The LSU football program has decided to self-impose penalties for rules violations, opting to dock itself eight scholarships over two years and reducing recruiting visits, evaluations and communication, Sports Illustrated reported today.
According to SI’s Ross Dellenger and Pat Forde, the sanctions come after a two-year investigation that uncovered booster payments to a player’s father and cash being distributed from ex-LSU receiver and current NFL star Odell Beckham Jr.
“LSU has worked proactively and in cooperation with the NCAA to identify and self-report any violations that occurred within our football program,” Robert Munson, LSU Senior Associate Athletic Director, said in an official statement. “We believe these self-imposed penalties are appropriate and we will continue to coordinate and cooperate with the NCAA on this matter.”

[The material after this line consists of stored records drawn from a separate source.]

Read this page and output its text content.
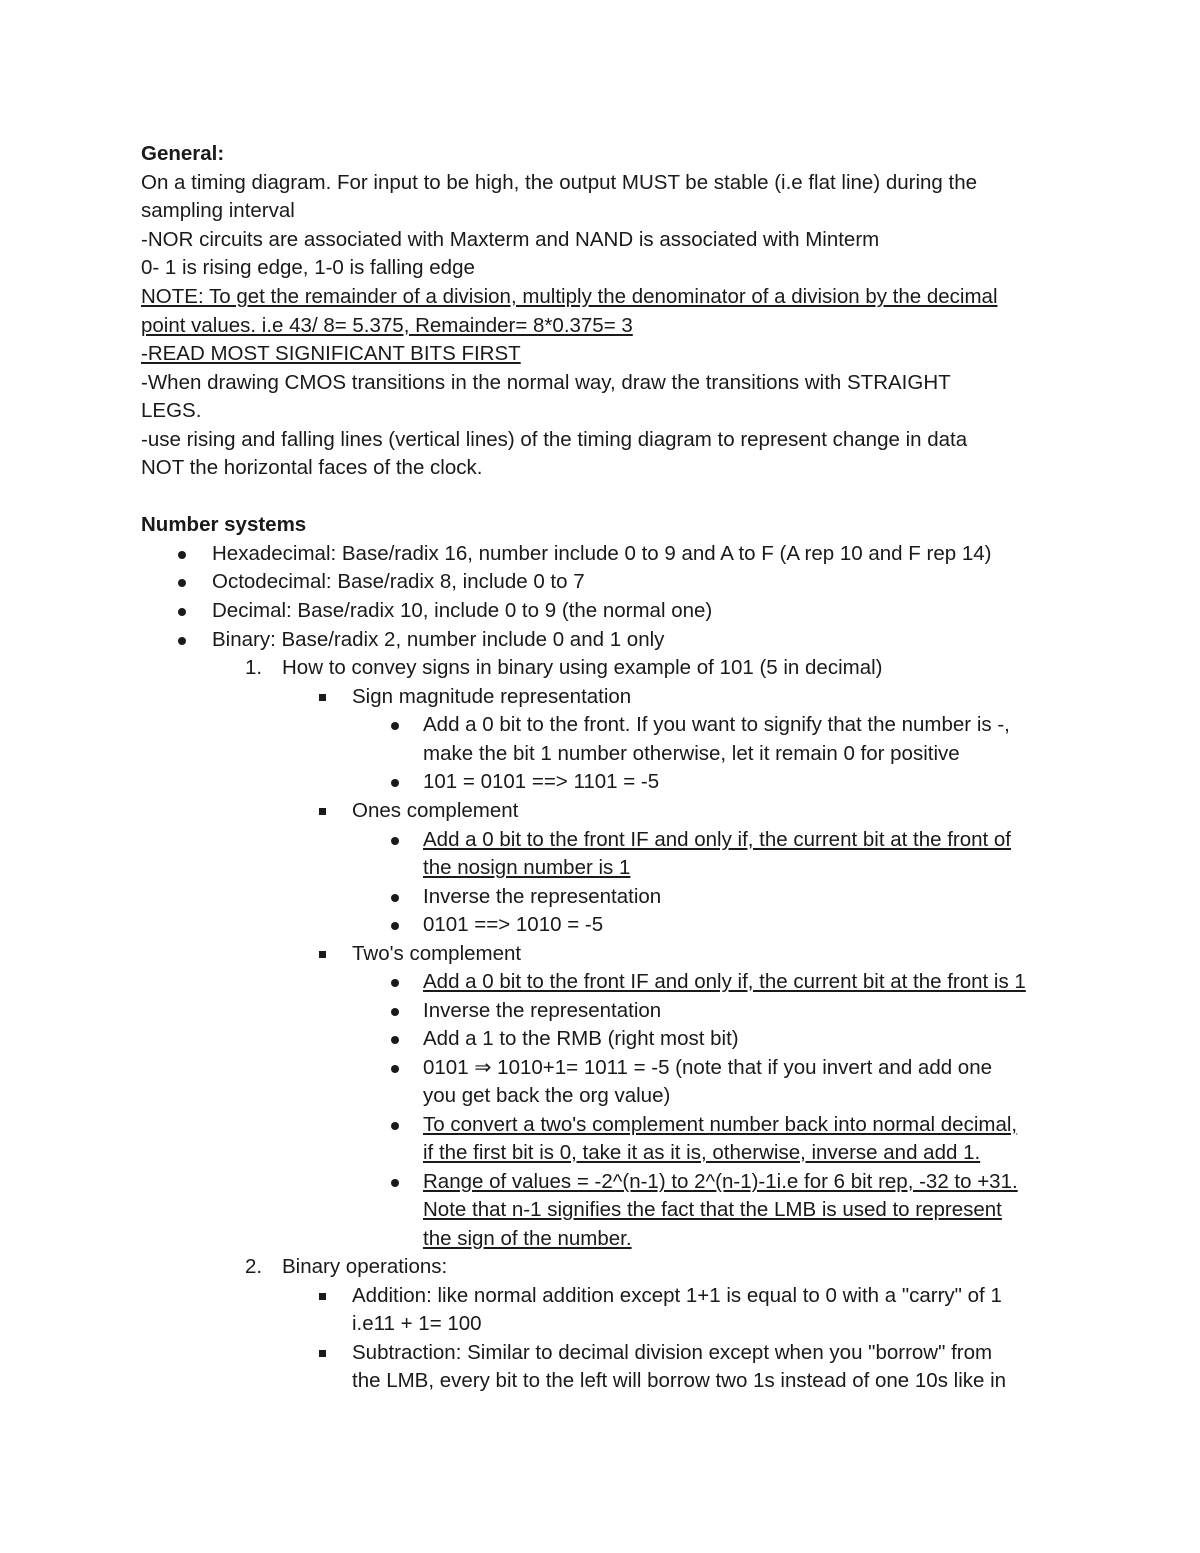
General:
On a timing diagram. For input to be high, the output MUST be stable (i.e flat line) during the
sampling interval
-NOR circuits are associated with Maxterm and NAND is associated with Minterm
0- 1 is rising edge, 1-0 is falling edge
NOTE: To get the remainder of a division, multiply the denominator of a division by the decimal
point values. i.e 43/ 8= 5.375, Remainder= 8*0.375= 3
-READ MOST SIGNIFICANT BITS FIRST
-When drawing CMOS transitions in the normal way, draw the transitions with STRAIGHT
LEGS.
-use rising and falling lines (vertical lines) of the timing diagram to represent change in data
NOT the horizontal faces of the clock.
Number systems
Hexadecimal: Base/radix 16, number include 0 to 9 and A to F (A rep 10 and F rep 14)
Octodecimal: Base/radix 8, include 0 to 7
Decimal: Base/radix 10, include 0 to 9 (the normal one)
Binary: Base/radix 2, number include 0 and 1 only
1. How to convey signs in binary using example of 101 (5 in decimal)
Sign magnitude representation
Add a 0 bit to the front. If you want to signify that the number is -,
make the bit 1 number otherwise, let it remain 0 for positive
101 = 0101 ==> 1101 = -5
Ones complement
Add a 0 bit to the front IF and only if, the current bit at the front of
the nosign number is 1
Inverse the representation
0101 ==> 1010 = -5
Two's complement
Add a 0 bit to the front IF and only if, the current bit at the front is 1
Inverse the representation
Add a 1 to the RMB (right most bit)
0101 ⇒ 1010+1= 1011 = -5 (note that if you invert and add one
you get back the org value)
To convert a two's complement number back into normal decimal,
if the first bit is 0, take it as it is, otherwise, inverse and add 1.
Range of values = -2^(n-1) to 2^(n-1)-1i.e for 6 bit rep, -32 to +31.
Note that n-1 signifies the fact that the LMB is used to represent
the sign of the number.
2. Binary operations:
Addition: like normal addition except 1+1 is equal to 0 with a "carry" of 1
i.e11 + 1= 100
Subtraction: Similar to decimal division except when you "borrow" from
the LMB, every bit to the left will borrow two 1s instead of one 10s like in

Sports Illustrated is reporting that the school notified the NCAA of its violations and self-imposed sanctions earlier this month, with LSU giving up four scholarships in each of the next two years, 12.5% official and unofficial visits, a 21-day reduction of the typical 168 days of off-campus contacts schools are allowed, and a six-week ban in communication with prospects.
As for the specifics of the violations, here is the complete list:
- $180,000 of stolen money was given to the father of former offensive lineman Vadal Alexander
- The money came from LSU booster John Paul Funes, who admitted in 2019 that he embezzled over $500,000 from Our Lady of the Lake Hospital in Baton Rouge.
- The money was payment from 2012 to 2017 for what the NCAA characterized as a “no-show job.”
- Odell Beckham Jr. distributed $2,000 worth of $100 bills on the field following LSU’s win over Clemson in the national title game this past year
- LSU officials initially said the money was fake, but had to retract the assertion after Joe Burrow acknowledged the cash was real.
- $2,000 equates to one Level III violation.
- LSU is banning Beckham from its facilities for two years
- An impermissible recruiting contact in January 2019 by LSU coach Ed Orgeron. The school self-imposed recruiting restrictions on Orgeron.
LSU reportedly believes its violations are Level I in nature, the most serious of penalties that could result in a postseason ban. In fact, Sports Illustrated reports that LSU and NCAA officials discussed a postseason ban at one point in time, but the school decided against such a stiff penalty.
Now, the NCAA will decide if the self-imposed sanctions are enough or if the school deserves further punishment, which could be on the table if the organization decides to combine its investigation into LSU’s basketball program.
Head coach Will Wade and the basketball program are currently under investigation on their own for offering and providing impermissible payments to student-athletes, family members, and those associated with prospects in exchange for their enrollment at LSU. As expected, the school wants the NCAA to rule on the cases separately, while the organization has requested that both investigations be reviewed together by the IARP, or the Independent Accountability Resolution Process.
Should they decide to make a join decision on penalties, the combination of Level I violations could lead to “lack of institutional control” charges, the most severe a program can receive.